Climate Finance in the age of oil price volatility
Louise Ward, Investor Relations Director at Low Carbon discusses the current volatility of oil prices and how investments into climate change solutions can present strong returns
One only has to scan the headlines to see how global oil prices are rapidly fluctuating. Recent research from trading house Banc De Binary found that the oil and gas industry has spent £10bn over the last year in an effort to protect dividends. Moreover, the value of assets and cash held by oil and gas companies listed on the London Stock Exchange has significantly decreased (from £151.8bn in February last year to £141.5bn today). It is clear that the falling price of oil is contributing to uncertainty amongst the global investor community.

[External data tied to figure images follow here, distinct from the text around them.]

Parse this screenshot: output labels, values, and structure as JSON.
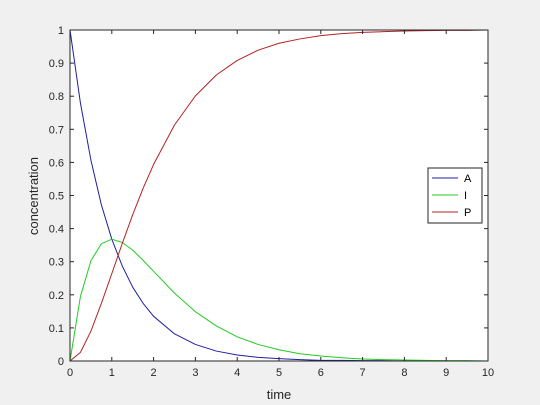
{
  "chart_data": {
    "type": "line",
    "title": "",
    "xlabel": "time",
    "ylabel": "concentration",
    "xlim": [
      0,
      10
    ],
    "ylim": [
      0,
      1
    ],
    "xticks": [
      0,
      1,
      2,
      3,
      4,
      5,
      6,
      7,
      8,
      9,
      10
    ],
    "yticks": [
      0,
      0.1,
      0.2,
      0.3,
      0.4,
      0.5,
      0.6,
      0.7,
      0.8,
      0.9,
      1
    ],
    "grid": false,
    "legend_placement": "right",
    "x": [
      0,
      0.25,
      0.5,
      0.75,
      1,
      1.25,
      1.5,
      1.75,
      2,
      2.5,
      3,
      3.5,
      4,
      4.5,
      5,
      5.5,
      6,
      6.5,
      7,
      7.5,
      8,
      8.5,
      9,
      9.5,
      10
    ],
    "series": [
      {
        "name": "A",
        "color": "#1f1f9f",
        "values": [
          1.0,
          0.779,
          0.607,
          0.472,
          0.368,
          0.287,
          0.223,
          0.174,
          0.135,
          0.082,
          0.05,
          0.03,
          0.018,
          0.011,
          0.007,
          0.004,
          0.002,
          0.002,
          0.001,
          0.001,
          0.0,
          0.0,
          0.0,
          0.0,
          0.0
        ]
      },
      {
        "name": "I",
        "color": "#22cc22",
        "values": [
          0.0,
          0.195,
          0.303,
          0.354,
          0.368,
          0.358,
          0.335,
          0.304,
          0.271,
          0.205,
          0.149,
          0.106,
          0.073,
          0.05,
          0.034,
          0.022,
          0.015,
          0.01,
          0.006,
          0.004,
          0.003,
          0.002,
          0.001,
          0.001,
          0.0
        ]
      },
      {
        "name": "P",
        "color": "#b22222",
        "values": [
          0.0,
          0.026,
          0.09,
          0.174,
          0.264,
          0.355,
          0.442,
          0.522,
          0.594,
          0.713,
          0.801,
          0.864,
          0.908,
          0.939,
          0.96,
          0.973,
          0.983,
          0.989,
          0.993,
          0.995,
          0.997,
          0.998,
          0.999,
          0.999,
          1.0
        ]
      }
    ]
  }
}
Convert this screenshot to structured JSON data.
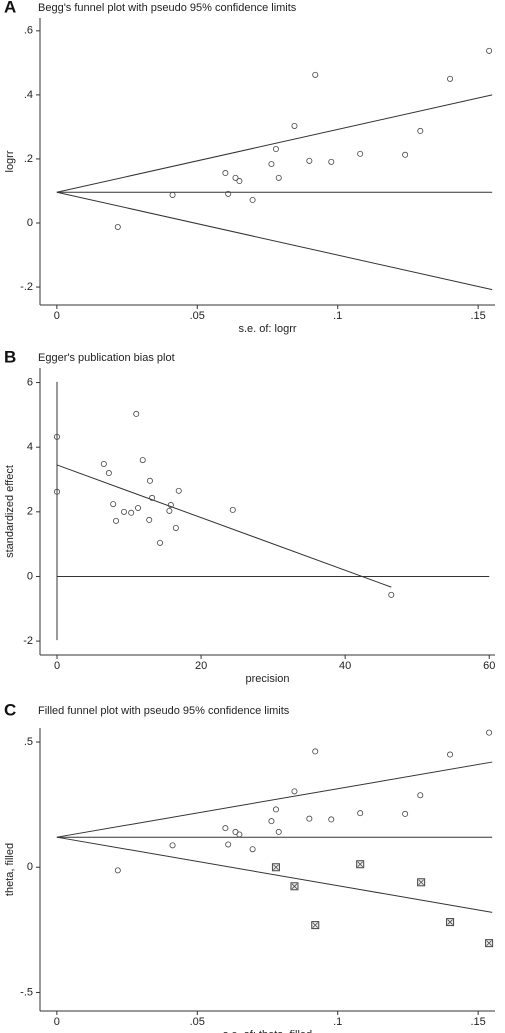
{
  "chart_data": [
    {
      "type": "scatter",
      "panel_label": "A",
      "title": "Begg's funnel plot with pseudo 95% confidence limits",
      "xlabel": "s.e. of: logrr",
      "ylabel": "logrr",
      "xlim": [
        -0.006,
        0.156
      ],
      "ylim": [
        -0.256,
        0.64
      ],
      "xticks": [
        0,
        {
          "value": 0.05,
          "label": ".05"
        },
        {
          "value": 0.1,
          "label": ".1"
        },
        {
          "value": 0.15,
          "label": ".15"
        }
      ],
      "yticks": [
        {
          "value": -0.2,
          "label": "-.2"
        },
        0,
        {
          "value": 0.2,
          "label": ".2"
        },
        {
          "value": 0.4,
          "label": ".4"
        },
        {
          "value": 0.6,
          "label": ".6"
        }
      ],
      "series": [
        {
          "marker": "circle",
          "x": [
            0.0217,
            0.0412,
            0.06,
            0.061,
            0.0636,
            0.065,
            0.0697,
            0.0764,
            0.078,
            0.079,
            0.0846,
            0.0899,
            0.092,
            0.0977,
            0.108,
            0.124,
            0.1294,
            0.14,
            0.1539
          ],
          "y": [
            -0.0125,
            0.0875,
            0.156,
            0.091,
            0.141,
            0.131,
            0.072,
            0.184,
            0.231,
            0.141,
            0.303,
            0.194,
            0.4625,
            0.191,
            0.216,
            0.213,
            0.2875,
            0.45,
            0.5375
          ]
        }
      ],
      "lines": [
        {
          "x": [
            0,
            0.155
          ],
          "y": [
            0.096,
            0.096
          ]
        },
        {
          "x": [
            0,
            0.155
          ],
          "y": [
            0.096,
            0.4
          ]
        },
        {
          "x": [
            0,
            0.155
          ],
          "y": [
            0.096,
            -0.208
          ]
        }
      ]
    },
    {
      "type": "scatter",
      "panel_label": "B",
      "title": "Egger's publication bias plot",
      "xlabel": "precision",
      "ylabel": "standardized effect",
      "xlim": [
        -2.36,
        60.8
      ],
      "ylim": [
        -2.43,
        6.45
      ],
      "xticks": [
        0,
        20,
        40,
        60
      ],
      "yticks": [
        -2,
        0,
        2,
        4,
        6
      ],
      "series": [
        {
          "marker": "circle",
          "x": [
            0,
            0,
            6.5,
            7.2,
            7.8,
            8.2,
            9.3,
            10.3,
            11.0,
            11.25,
            11.9,
            12.8,
            12.9,
            13.2,
            14.3,
            15.6,
            15.8,
            16.5,
            16.9,
            24.4,
            46.4
          ],
          "y": [
            4.32,
            2.62,
            3.48,
            3.2,
            2.24,
            1.72,
            2.0,
            1.97,
            5.03,
            2.12,
            3.6,
            1.75,
            2.96,
            2.43,
            1.04,
            2.03,
            2.21,
            1.5,
            2.65,
            2.06,
            -0.57
          ]
        }
      ],
      "lines": [
        {
          "x": [
            0,
            60
          ],
          "y": [
            0,
            0
          ]
        },
        {
          "x": [
            0,
            46.4
          ],
          "y": [
            3.45,
            -0.33
          ]
        },
        {
          "x": [
            0,
            0
          ],
          "y": [
            -1.97,
            6.02
          ]
        }
      ]
    },
    {
      "type": "scatter",
      "panel_label": "C",
      "title": "Filled funnel plot with pseudo 95% confidence limits",
      "xlabel": "s.e. of: theta, filled",
      "ylabel": "theta, filled",
      "xlim": [
        -0.006,
        0.156
      ],
      "ylim": [
        -0.574,
        0.556
      ],
      "xticks": [
        0,
        {
          "value": 0.05,
          "label": ".05"
        },
        {
          "value": 0.1,
          "label": ".1"
        },
        {
          "value": 0.15,
          "label": ".15"
        }
      ],
      "yticks": [
        {
          "value": -0.5,
          "label": "-.5"
        },
        0,
        {
          "value": 0.5,
          "label": ".5"
        }
      ],
      "series": [
        {
          "marker": "circle",
          "x": [
            0.0217,
            0.0412,
            0.06,
            0.061,
            0.0636,
            0.065,
            0.0697,
            0.0764,
            0.078,
            0.079,
            0.0846,
            0.0899,
            0.092,
            0.0977,
            0.108,
            0.124,
            0.1294,
            0.14,
            0.1539
          ],
          "y": [
            -0.0125,
            0.0875,
            0.156,
            0.091,
            0.141,
            0.131,
            0.072,
            0.184,
            0.231,
            0.141,
            0.303,
            0.194,
            0.4625,
            0.191,
            0.216,
            0.213,
            0.2875,
            0.45,
            0.5375
          ]
        },
        {
          "marker": "square",
          "x": [
            0.078,
            0.0846,
            0.092,
            0.108,
            0.1297,
            0.14,
            0.1539
          ],
          "y": [
            0.0,
            -0.076,
            -0.231,
            0.012,
            -0.06,
            -0.219,
            -0.303
          ]
        }
      ],
      "lines": [
        {
          "x": [
            0,
            0.155
          ],
          "y": [
            0.12,
            0.12
          ]
        },
        {
          "x": [
            0,
            0.155
          ],
          "y": [
            0.12,
            0.42
          ]
        },
        {
          "x": [
            0,
            0.155
          ],
          "y": [
            0.12,
            -0.18
          ]
        }
      ]
    }
  ]
}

However, it’s not just ‘uncertainty’ that is to account for divestment from fossil fuel stocks. Recent analysis and number-crunching by The Ecologist revealed that the energy produced by solar panels is worth about three times as much per kWh as oil energy in transport applications. Burning oil generates heat energy, but solar panels generate electrical energy. Electric cars, for example, can convert that solar energy into motive power at an efficiency of approximately 80%. This is in contrast to gasoline-powered cars that turn their oil into motive power at only 25% efficiency. The statistics and viability of renewables are there for all to see. Bloomberg New Energy Finance estimates that investment in renewable energy rose to a new record high of $329bn globally in 2015, up 4% on 2014 levels.

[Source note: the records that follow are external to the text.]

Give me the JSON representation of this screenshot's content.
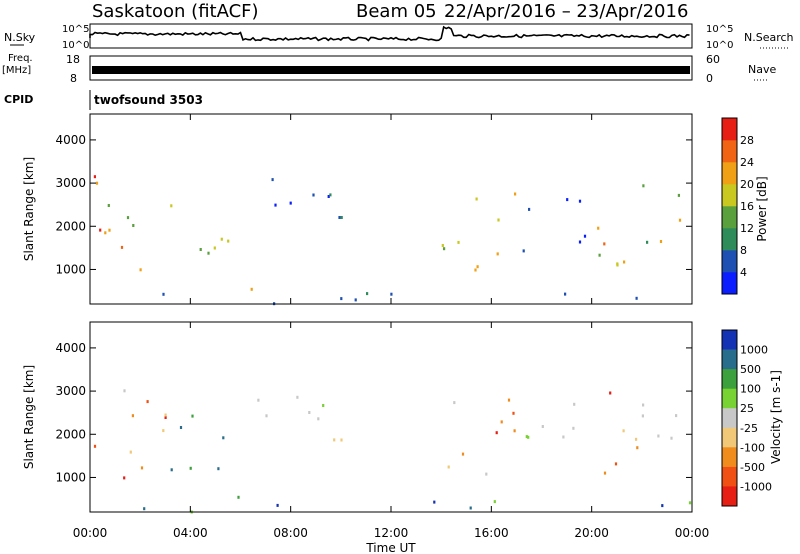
{
  "header": {
    "station": "Saskatoon (fitACF)",
    "beam": "Beam 05",
    "daterange": "22/Apr/2016 – 23/Apr/2016"
  },
  "strip_labels": {
    "nsky": "N.Sky",
    "nsky_hi": "10^5",
    "nsky_lo": "10^0",
    "nsearch": "N.Search",
    "nsearch_hi": "10^5",
    "nsearch_lo": "10^0",
    "freq": "Freq.",
    "freq_unit": "[MHz]",
    "freq_hi": "18",
    "freq_lo": "8",
    "nave": "Nave",
    "nave_hi": "60",
    "nave_lo": "0",
    "cpid": "CPID",
    "cpid_value": "twofsound 3503"
  },
  "xaxis": {
    "title": "Time UT",
    "ticks": [
      "00:00",
      "04:00",
      "08:00",
      "12:00",
      "16:00",
      "20:00",
      "00:00"
    ]
  },
  "chart_data": [
    {
      "type": "heatmap",
      "title": "",
      "xlabel": "Time UT",
      "ylabel": "Slant Range [km]",
      "xlim": [
        0,
        24
      ],
      "ylim": [
        200,
        4600
      ],
      "yticks": [
        "1000",
        "2000",
        "3000",
        "4000"
      ],
      "colorbar": {
        "label": "Power [dB]",
        "range": [
          0,
          32
        ],
        "ticks": [
          "4",
          "8",
          "12",
          "16",
          "20",
          "24",
          "28"
        ],
        "colors": [
          "#0a1eff",
          "#1e50b4",
          "#2e8c5a",
          "#5aa03c",
          "#c8c820",
          "#f0a014",
          "#f06414",
          "#e61e14"
        ]
      },
      "echo_regions": [
        {
          "t0": 0.0,
          "t1": 3.0,
          "r0": 800,
          "r1": 3300,
          "level": "high"
        },
        {
          "t0": 3.0,
          "t1": 5.5,
          "r0": 900,
          "r1": 2600,
          "level": "high"
        },
        {
          "t0": 5.5,
          "t1": 7.0,
          "r0": 300,
          "r1": 900,
          "level": "mid"
        },
        {
          "t0": 6.0,
          "t1": 9.0,
          "r0": 2400,
          "r1": 3400,
          "level": "low"
        },
        {
          "t0": 9.0,
          "t1": 11.0,
          "r0": 1500,
          "r1": 3100,
          "level": "low"
        },
        {
          "t0": 14.0,
          "t1": 17.0,
          "r0": 800,
          "r1": 2900,
          "level": "mid"
        },
        {
          "t0": 17.0,
          "t1": 20.0,
          "r0": 1400,
          "r1": 2800,
          "level": "low"
        },
        {
          "t0": 20.0,
          "t1": 22.0,
          "r0": 1000,
          "r1": 3000,
          "level": "high"
        },
        {
          "t0": 22.0,
          "t1": 24.0,
          "r0": 1500,
          "r1": 3400,
          "level": "mid"
        },
        {
          "t0": 0.0,
          "t1": 24.0,
          "r0": 200,
          "r1": 450,
          "level": "low"
        }
      ]
    },
    {
      "type": "heatmap",
      "title": "",
      "xlabel": "Time UT",
      "ylabel": "Slant Range [km]",
      "xlim": [
        0,
        24
      ],
      "ylim": [
        200,
        4600
      ],
      "yticks": [
        "1000",
        "2000",
        "3000",
        "4000"
      ],
      "colorbar": {
        "label": "Velocity [m s-1]",
        "ticks": [
          "1000",
          "500",
          "100",
          "25",
          "-25",
          "-100",
          "-500",
          "-1000"
        ],
        "colors": [
          "#1432b4",
          "#286e8c",
          "#3ca03c",
          "#78d232",
          "#c8c8c8",
          "#f0c878",
          "#f08c1e",
          "#f05014",
          "#e61e14"
        ]
      },
      "echo_regions": [
        {
          "t0": 0.0,
          "t1": 3.0,
          "r0": 800,
          "r1": 3300,
          "level": "neg"
        },
        {
          "t0": 3.0,
          "t1": 5.5,
          "r0": 900,
          "r1": 2600,
          "level": "pos"
        },
        {
          "t0": 5.5,
          "t1": 7.0,
          "r0": 300,
          "r1": 900,
          "level": "pos"
        },
        {
          "t0": 6.0,
          "t1": 9.0,
          "r0": 2400,
          "r1": 3400,
          "level": "zero"
        },
        {
          "t0": 9.0,
          "t1": 11.0,
          "r0": 1500,
          "r1": 3100,
          "level": "zero"
        },
        {
          "t0": 14.0,
          "t1": 17.0,
          "r0": 800,
          "r1": 2900,
          "level": "neg"
        },
        {
          "t0": 17.0,
          "t1": 20.0,
          "r0": 1400,
          "r1": 2800,
          "level": "zero"
        },
        {
          "t0": 20.0,
          "t1": 22.0,
          "r0": 1000,
          "r1": 3000,
          "level": "neg"
        },
        {
          "t0": 22.0,
          "t1": 24.0,
          "r0": 1500,
          "r1": 3400,
          "level": "zero"
        },
        {
          "t0": 0.0,
          "t1": 24.0,
          "r0": 200,
          "r1": 450,
          "level": "pos"
        }
      ]
    }
  ]
}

But what does this all mean for the investor community? Efficiency and output is all very well and good – but what many institutional investors don’t know is that climate change solutions such as solar PV and onshore wind projects can stand up for themselves financially. Climate change solutions are not volatile to the same extent as oil and their marginal cost of energy production is zero – no other power generation plant such as oil or gas can say the same. And even if investors don’t actually believe in climate change, these investments in climate solutions stand up on their own financially. They are generally long-term, inflation-linked contracts which generate attractive returns.
The vast majority of climate change solutions projects are, at their essence, infrastructure projects. The terminology ‘green’ or ‘renewable’ don’t often have to be mentioned at all, which can be the difference in convincing reluctant investors of their viability as reliable investments. These technologies are not a ‘gimmick’ that will pass and they should be overlooked because they are not the status quo just yet – we are confident that they will become so.
The falling price of oil needn’t spell doom and gloom for global economies and the investor community. Its volatility only reinforces how other energy investment opportunities, such as solar PV, should be explored, seriously considered and pursued.